= Drug-induced gingival enlargement =

Swelling of gums due to side effect of medications

Drug-induced gingival enlargement (DIGE), also referred to as drug-induced gingival hyperplasia (DIGH) or drug-induced gingival overgrowth (DIGO), is a side effect of many systemic medications for which the Gingervae are not the target receptor. It is normally resultant of medications including immunoregulators, calcium channel blockers and anticonvulsants. When allowed to progress assisted by routinely poor oral hygiene, DIGE can lead to pain and disfigurement, however there are great variations in its presentation and severity dependent on the case. It is suggested that enlargement is aided by genetic predispositions, tending to occur more frequently in the papillae of the anterior Gingivae in younger age groups.

==Class of drugs==

The main classes of drugs that result in gingival hyperplasia are as follows.

| Category | Pharmacologic agent |
| Anticonvulsants | Phenytoin Sodium valproate |
| Immunoregulating drugs | Ciclosporine Tacrolimus Sirolimus |
| Calcium channel blockers | Nifedipine Verapamil Diltiazem Amlodipine Felodipine |

===Anticonvulsants===
Anticonvulsant agents, such as phenytoin, are associated with common forms of gingival overgrowth. It is caused by the increase of metabolites from the breakdown of anticonvulsants in the body. It should also be noted that concurrent usage of different anticonvulsants in children has resulted in accumulative gingival enlargement.

===Immunosuppressive drugs===

Immunoregulators are often prescribed to patients who have organ transplantations and/or some autoimmune diseases. Common immunosuppressive drugs linked to gingival hyperplasia are cyclosporin and tacrolimus.

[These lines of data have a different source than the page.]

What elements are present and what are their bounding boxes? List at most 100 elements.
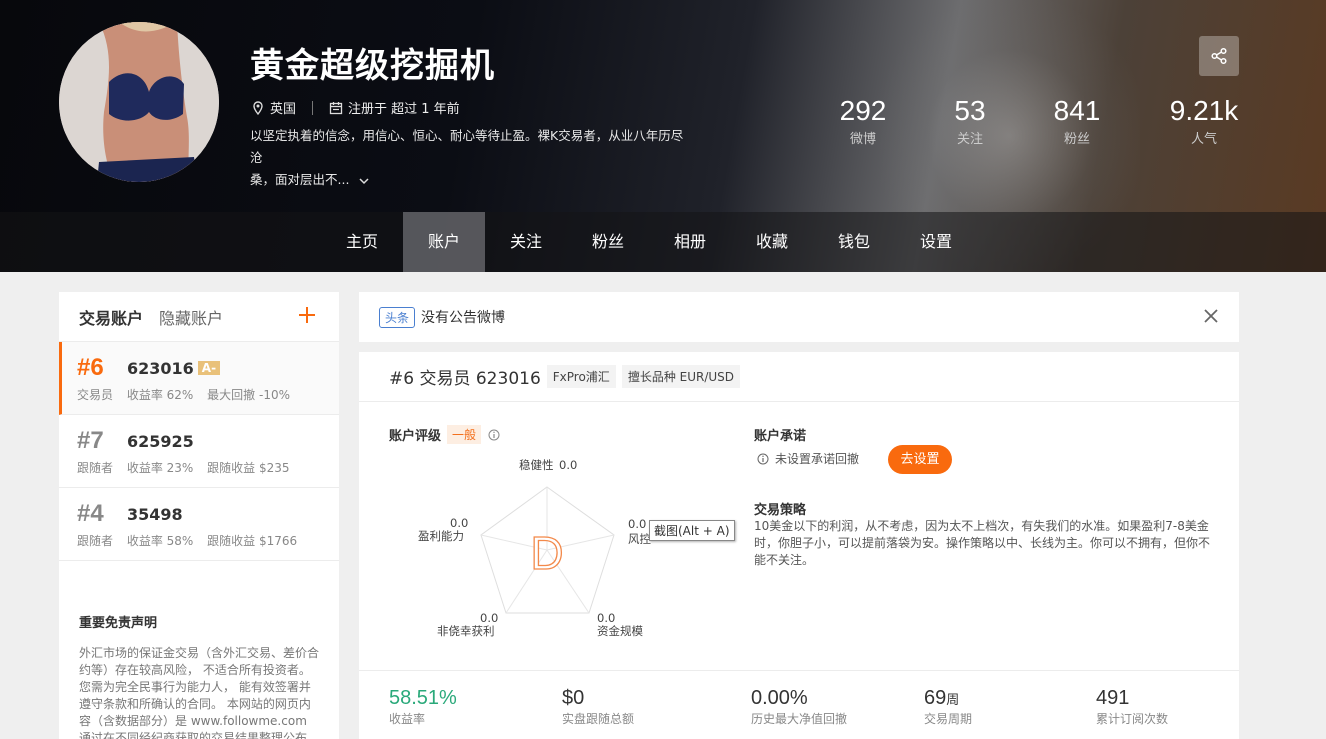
- nav-accounts[interactable]: 账户: [403, 212, 485, 272]
- tab-trading-accounts[interactable]: 交易账户: [79, 305, 143, 329]
- nav-settings[interactable]: 设置: [895, 212, 977, 272]
- metric-label: 收益率: [389, 712, 426, 726]
- profile-name: 黄金超级挖掘机: [250, 46, 495, 86]
- account-number-text: 623016: [127, 359, 194, 378]
- metric-subscriptions: 491 累计订阅次数: [1096, 687, 1168, 727]
- metric-value: $0: [562, 687, 585, 709]
- promise-status: 未设置承诺回撤: [757, 450, 859, 467]
- stat-label: 粉丝: [1063, 132, 1090, 147]
- radar-value-risk: 0.0: [628, 517, 646, 531]
- account-role: 交易员: [77, 388, 114, 402]
- meta-divider: [312, 100, 314, 115]
- rating-level-badge: 一般: [447, 425, 482, 444]
- nav-home[interactable]: 主页: [321, 212, 403, 272]
- tab-hidden-accounts[interactable]: 隐藏账户: [159, 305, 223, 329]
- metric-follow-total: $0 实盘跟随总额: [562, 687, 634, 727]
- account-summary: 跟随者 收益率 23% 跟随收益 $235: [77, 459, 300, 476]
- radar-value-capital: 0.0: [597, 611, 615, 625]
- share-icon: [1211, 47, 1227, 65]
- account-tabs: 交易账户 隐藏账户: [59, 292, 339, 342]
- stat-following[interactable]: 53 关注: [925, 95, 1015, 147]
- account-item[interactable]: #4 35498 跟随者 收益率 58% 跟随收益 $1766: [59, 488, 339, 561]
- nav-wallet[interactable]: 钱包: [813, 212, 895, 272]
- metric-value: 58.51%: [389, 687, 457, 709]
- promise-title: 账户承诺: [754, 429, 807, 444]
- instrument-chip: 擅长品种 EUR/USD: [621, 365, 741, 388]
- radar-label-nonluck: 非侥幸获利: [437, 624, 495, 638]
- account-title: #6 交易员 623016: [389, 369, 541, 389]
- radar-label-stability: 稳健性: [519, 458, 554, 472]
- radar-value-profit: 0.0: [450, 516, 468, 530]
- metric-label: 实盘跟随总额: [562, 712, 635, 726]
- rating-radar-chart: D 稳健性 0.0 0.0 风控 0.0 资金规模 0.0 非侥幸获利 0.0 …: [418, 458, 651, 638]
- calendar-icon: [329, 101, 343, 114]
- stat-value: 53: [954, 95, 986, 126]
- account-metric-1: 收益率 62%: [126, 388, 194, 402]
- add-account-icon[interactable]: [297, 305, 317, 325]
- profile-registered: 注册于 超过 1 年前: [348, 102, 460, 117]
- profile-bio: 以坚定执着的信念，用信心、恒心、耐心等待止盈。裸K交易者，从业八年历尽沧 桑，面…: [250, 125, 690, 191]
- account-sidebar: 交易账户 隐藏账户 #6 623016 A- 交易员 收益率 62% 最大回撤 -…: [59, 292, 339, 739]
- announcement-bar: 头条 没有公告微博: [359, 292, 1239, 342]
- metric-label: 交易周期: [924, 712, 973, 726]
- headline-tag: 头条: [379, 306, 416, 328]
- radar-label-risk: 风控: [628, 532, 651, 546]
- account-item[interactable]: #6 623016 A- 交易员 收益率 62% 最大回撤 -10%: [59, 342, 339, 415]
- account-summary: 跟随者 收益率 58% 跟随收益 $1766: [77, 532, 307, 549]
- info-icon: [757, 453, 769, 464]
- account-grade-badge: A-: [197, 361, 221, 375]
- bio-line-1: 以坚定执着的信念，用信心、恒心、耐心等待止盈。裸K交易者，从业八年历尽沧: [250, 128, 684, 165]
- nav-following[interactable]: 关注: [485, 212, 567, 272]
- chevron-down-icon[interactable]: [359, 176, 369, 186]
- nav-followers[interactable]: 粉丝: [567, 212, 649, 272]
- rating-grade-letter: D: [530, 527, 563, 579]
- account-rank: #6: [77, 354, 104, 381]
- profile-nav: 主页 账户 关注 粉丝 相册 收藏 钱包 设置: [0, 212, 1326, 272]
- avatar-image: [59, 22, 219, 182]
- account-metrics: 58.51% 收益率 $0 实盘跟随总额 0.00% 历史最大净值回撤 69周 …: [359, 670, 1239, 739]
- account-number: 35498: [127, 505, 183, 524]
- announcement-text: 没有公告微博: [421, 310, 506, 326]
- nav-album[interactable]: 相册: [649, 212, 731, 272]
- account-metric-2: 最大回撤 -10%: [207, 388, 290, 402]
- set-promise-button[interactable]: 去设置: [888, 445, 952, 474]
- account-metric-1: 收益率 58%: [126, 534, 194, 548]
- stat-followers[interactable]: 841 粉丝: [1032, 95, 1122, 147]
- radar-label-profit: 盈利能力: [418, 529, 464, 543]
- bio-line-2: 桑，面对层出不...: [250, 172, 350, 187]
- rating-section-title: 账户评级 一般: [389, 425, 500, 444]
- metric-return: 58.51% 收益率: [389, 687, 457, 727]
- metric-max-drawdown: 0.00% 历史最大净值回撤: [751, 687, 847, 727]
- account-detail-card: #6 交易员 623016 FxPro浦汇 擅长品种 EUR/USD 账户评级 …: [359, 352, 1239, 739]
- metric-value-wrap: 69周: [924, 687, 972, 710]
- account-role: 跟随者: [77, 461, 114, 475]
- account-rank: #4: [77, 500, 104, 527]
- account-metric-2: 跟随收益 $1766: [207, 534, 298, 548]
- strategy-text: 10美金以下的利润，从不考虑，因为太不上档次，有失我们的水准。如果盈利7-8美金…: [754, 519, 1211, 567]
- profile-location: 英国: [270, 102, 297, 117]
- stat-value: 841: [1053, 95, 1101, 126]
- disclaimer-text: 外汇市场的保证金交易（含外汇交易、差价合约等）存在较高风险， 不适合所有投资者。…: [79, 646, 320, 739]
- metric-unit: 周: [946, 692, 960, 707]
- radar-label-capital: 资金规模: [597, 624, 643, 638]
- rating-label: 账户评级: [389, 429, 442, 444]
- stat-posts[interactable]: 292 微博: [818, 95, 908, 147]
- radar-value-stability: 0.0: [559, 458, 577, 472]
- screenshot-tooltip: 截图(Alt + A): [649, 520, 735, 541]
- account-rank: #7: [77, 427, 104, 454]
- stat-value: 292: [839, 95, 887, 126]
- broker-chip: FxPro浦汇: [546, 365, 616, 388]
- account-detail-header: #6 交易员 623016 FxPro浦汇 擅长品种 EUR/USD: [359, 352, 1239, 402]
- stat-label: 人气: [1190, 132, 1217, 147]
- info-icon[interactable]: [488, 429, 500, 441]
- metric-trading-period: 69周 交易周期: [924, 687, 972, 727]
- profile-header: 黄金超级挖掘机 英国 注册于 超过 1 年前 以坚定执着的信念，用信心、恒心、耐…: [0, 0, 1326, 272]
- promise-text: 未设置承诺回撤: [775, 452, 860, 466]
- close-icon[interactable]: [1203, 308, 1219, 324]
- stat-value: 9.21k: [1169, 95, 1239, 126]
- stat-label: 关注: [956, 132, 983, 147]
- account-item[interactable]: #7 625925 跟随者 收益率 23% 跟随收益 $235: [59, 415, 339, 488]
- avatar[interactable]: [59, 22, 219, 182]
- share-button[interactable]: [1199, 36, 1239, 76]
- nav-favorites[interactable]: 收藏: [731, 212, 813, 272]
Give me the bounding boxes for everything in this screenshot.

The most frequently used immunosuppressive drug is cyclosporin, which is commonly prescribed after an organ transplant. Nearly 53% of patients taking cyclosporin after renal transplants presented with gingival growth. Inflammation from bacterial overgrowth in the gingiva and cyclosporin's main metabolite, hydroxycyclosporin, stimulate production of collagen, while simultaneously inhibiting collagen breakdown — leading to a net increase in production of gingival tissues. Tacrolimus, on the other hand, is less toxic than cyclosporin, causing less severe gingival overgrowth, hepatic and renal toxicity.

==Management==

If gingival overgrowth becomes a legitimate concern, initial management would be proper oral hygiene habits as it is the least invasive option to alleviate overgrowth. Otherwise, it may also be advisable to cease medication, although this should only be done with the patients’ medical practitioners’ consent, and complete resorption may still take up to 8 weeks. In cases where medication cannot be paused, patients’ medical practitioners or consultants should be consulted to discuss treatment options. Replacement drugs may be suggested. For example, vigabatrin may substitute phenytoin as anticonvulsant. However, this method may be ineffective for long-standing overgrowth.

Another option is the surgical removal of excess tissue via gingivectomy. This method is widely successful, although recurrence has been reported for certain drugs. Nonetheless, the procedure is associated with risk of hemorrhage in the highly inflamed and vascularized gingiva. As such, laser or ND:YAG laser has been suggested for accurate, cauterized, and sterilized incisions. Other nonsurgical interventions such as fast mimicking diet regime and nonsurgical periodontal therapy has also been suggested for alleviating gingival overgrowth, thus reducing the need for surgical intervention. However, they could not prevent or fully resolve gingival overgrowth alone.